On peut à cet égard logiquement supposer que l’encouragement massif et les contraintes, elles aussi assez costaudes, prévues pour booster le solaire, vont sans doute réduire la pénurie d’électricité davantage que le statu quo défendu par l’UDC.

L’attrait de l’UDC, sur ce dossier comme sur bien d’autres, pour le court terme, qui a l’avantage de ne nécessiter qu’une courte vue, se retrouve dans les propos du conseiller national fribourgeois Pierre-André Page, assénant que la priorité aujourd’hui n’est plus la décarbonation mais la sécurité de l’approvisionnement énergétique.

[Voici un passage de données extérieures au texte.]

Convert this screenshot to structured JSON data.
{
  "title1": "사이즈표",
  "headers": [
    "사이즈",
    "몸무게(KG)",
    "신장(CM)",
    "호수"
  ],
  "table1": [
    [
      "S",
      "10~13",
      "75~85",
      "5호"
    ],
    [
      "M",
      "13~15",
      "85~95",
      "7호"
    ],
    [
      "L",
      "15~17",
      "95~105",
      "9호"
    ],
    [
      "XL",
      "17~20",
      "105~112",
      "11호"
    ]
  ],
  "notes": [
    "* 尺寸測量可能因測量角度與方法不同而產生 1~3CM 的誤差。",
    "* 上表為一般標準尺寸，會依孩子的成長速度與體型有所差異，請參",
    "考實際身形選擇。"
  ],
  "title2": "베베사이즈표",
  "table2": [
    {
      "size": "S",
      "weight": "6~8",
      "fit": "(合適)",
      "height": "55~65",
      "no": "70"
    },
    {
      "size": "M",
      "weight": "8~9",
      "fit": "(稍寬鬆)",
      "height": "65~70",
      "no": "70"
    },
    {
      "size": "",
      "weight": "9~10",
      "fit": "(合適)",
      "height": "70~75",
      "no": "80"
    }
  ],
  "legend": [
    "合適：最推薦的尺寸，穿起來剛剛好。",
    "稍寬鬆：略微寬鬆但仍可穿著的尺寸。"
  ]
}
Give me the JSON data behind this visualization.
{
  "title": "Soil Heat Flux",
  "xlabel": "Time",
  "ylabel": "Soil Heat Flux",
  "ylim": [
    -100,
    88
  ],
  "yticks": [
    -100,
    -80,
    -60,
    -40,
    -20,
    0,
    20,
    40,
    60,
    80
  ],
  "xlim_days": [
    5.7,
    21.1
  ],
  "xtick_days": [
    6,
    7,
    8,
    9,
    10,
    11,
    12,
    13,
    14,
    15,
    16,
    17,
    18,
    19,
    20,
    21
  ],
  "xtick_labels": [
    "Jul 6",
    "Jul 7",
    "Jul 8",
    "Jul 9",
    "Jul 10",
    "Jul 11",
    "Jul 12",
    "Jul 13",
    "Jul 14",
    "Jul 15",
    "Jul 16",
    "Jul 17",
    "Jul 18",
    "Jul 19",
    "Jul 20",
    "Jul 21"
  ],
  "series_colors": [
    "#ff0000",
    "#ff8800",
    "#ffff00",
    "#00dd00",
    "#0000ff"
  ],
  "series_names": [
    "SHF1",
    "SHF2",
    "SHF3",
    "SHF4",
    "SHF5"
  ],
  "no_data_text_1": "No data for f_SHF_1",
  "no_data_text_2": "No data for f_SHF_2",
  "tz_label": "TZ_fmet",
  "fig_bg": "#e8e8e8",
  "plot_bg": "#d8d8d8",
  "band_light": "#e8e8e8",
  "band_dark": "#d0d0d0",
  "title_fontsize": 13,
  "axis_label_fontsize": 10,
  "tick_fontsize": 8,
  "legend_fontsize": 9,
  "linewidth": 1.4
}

Aujourd’hui, oui, mais demain matin? On peut aussi s’interroger sur l’absolu de cette sécurité qui, pour être effective et totale, demanderait qu’on se roule aux pieds du bon monsieur Poutine. A la courte vue s’ajoutent les petits principes.

Il est un point dans ce débat, toutefois, où l’UDC n’a pas tout à fait tort: quand elle se gausse des promesses faites par le Conseil fédéral en 2017 pour inciter le peuple à plébisciter la sortie du nucléaire. À savoir que l’énergie produite par les centrales serait remplacée en six ans par les énergies renouvelables. Au mieux une colossale erreur d’analyse, au pire un mensonge délibéré.

Pas de quoi pourtant comme Marco Chiesa, le président de l’UDC, sortir la sulfateuse et arroser en rafales, jusqu’à l’absurde, la nouvelle loi sur le climat, parler de «poison pour notre économie, pour notre prospérité» et de «fléau pour tous les habitants de la Suisse». Encore un effort et on dira qu’elle propose aussi de manger les petits enfants.